Beachcombers across the world spend their free time searching for broken bits of glass polished smooth by waves and sand. On ocean beaches, collectors call the shiny shards sea glass. On inland shores, enthusiasts refer to the naturally polished fragments as beach glass. In the United States, beachcombers often congregate on the shores of Cape Cod or Lake Erie to discover the colorful gems often used in custom jewelry.
Walk in one direction along the wrack line--the line of debris left by the last high tide or storm. Examine closely places with many tiny stones. Walk the same line in the opposite direction. If you found one piece of glass, search the area again for pieces you might have missed.
Make another pass along the beach at the water's edge. Walk slowly, sweeping your eyes from your feet ahead about a couple yards and from side to side in an arc of a couple yards away from water. Examine pockets of small stones for glass.

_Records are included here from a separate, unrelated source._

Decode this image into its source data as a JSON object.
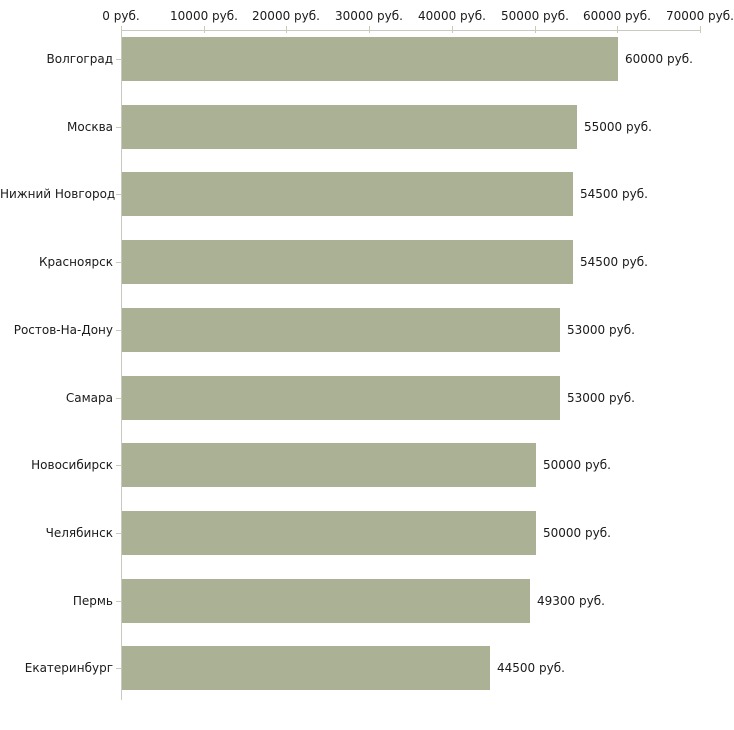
{
  "chart_data": {
    "type": "bar",
    "orientation": "horizontal",
    "categories": [
      "Волгоград",
      "Москва",
      "Нижний Новгород",
      "Красноярск",
      "Ростов-На-Дону",
      "Самара",
      "Новосибирск",
      "Челябинск",
      "Пермь",
      "Екатеринбург"
    ],
    "values": [
      60000,
      55000,
      54500,
      54500,
      53000,
      53000,
      50000,
      50000,
      49300,
      44500
    ],
    "value_labels": [
      "60000 руб.",
      "55000 руб.",
      "54500 руб.",
      "54500 руб.",
      "53000 руб.",
      "53000 руб.",
      "50000 руб.",
      "50000 руб.",
      "49300 руб.",
      "44500 руб."
    ],
    "x_ticks": [
      0,
      10000,
      20000,
      30000,
      40000,
      50000,
      60000,
      70000
    ],
    "x_tick_labels": [
      "0 руб.",
      "10000 руб.",
      "20000 руб.",
      "30000 руб.",
      "40000 руб.",
      "50000 руб.",
      "60000 руб.",
      "70000 руб."
    ],
    "xlim": [
      0,
      70000
    ],
    "unit": "руб.",
    "title": "",
    "xlabel": "",
    "ylabel": "",
    "grid": false,
    "legend": false,
    "colors": {
      "bar": "#aab195",
      "axis": "#c9c9c4",
      "tick": "#cdc9b6",
      "text": "#1a1a1a",
      "background": "#ffffff"
    }
  }
}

On rocky beaches, the pieces may be tucked in the lee of larger stones.
Turn and retrace your steps about 10 to 12 feet away from the water, again sweeping your eyes from feet to ahead and side to side. Repeat these passes until you have covered the beach.
Watch for reflective surfaces. Bright sunlight usually helps by reflecting glint or gleams. Don't overlook bright days in winter if the beach isn't frozen.
Comb beaches near where creeks, streams or rivers enter. Many years ago trash dumps were common along these paths where bottles and other debris washed into the lake or ocean. Some of the finest glass gems have been polished by waves and sand for decades. Some of the rarest colors are from glass that hasn't been common for a long time. Red glass, for example, was used in automobile taillights before World War II until plastics replaced glass.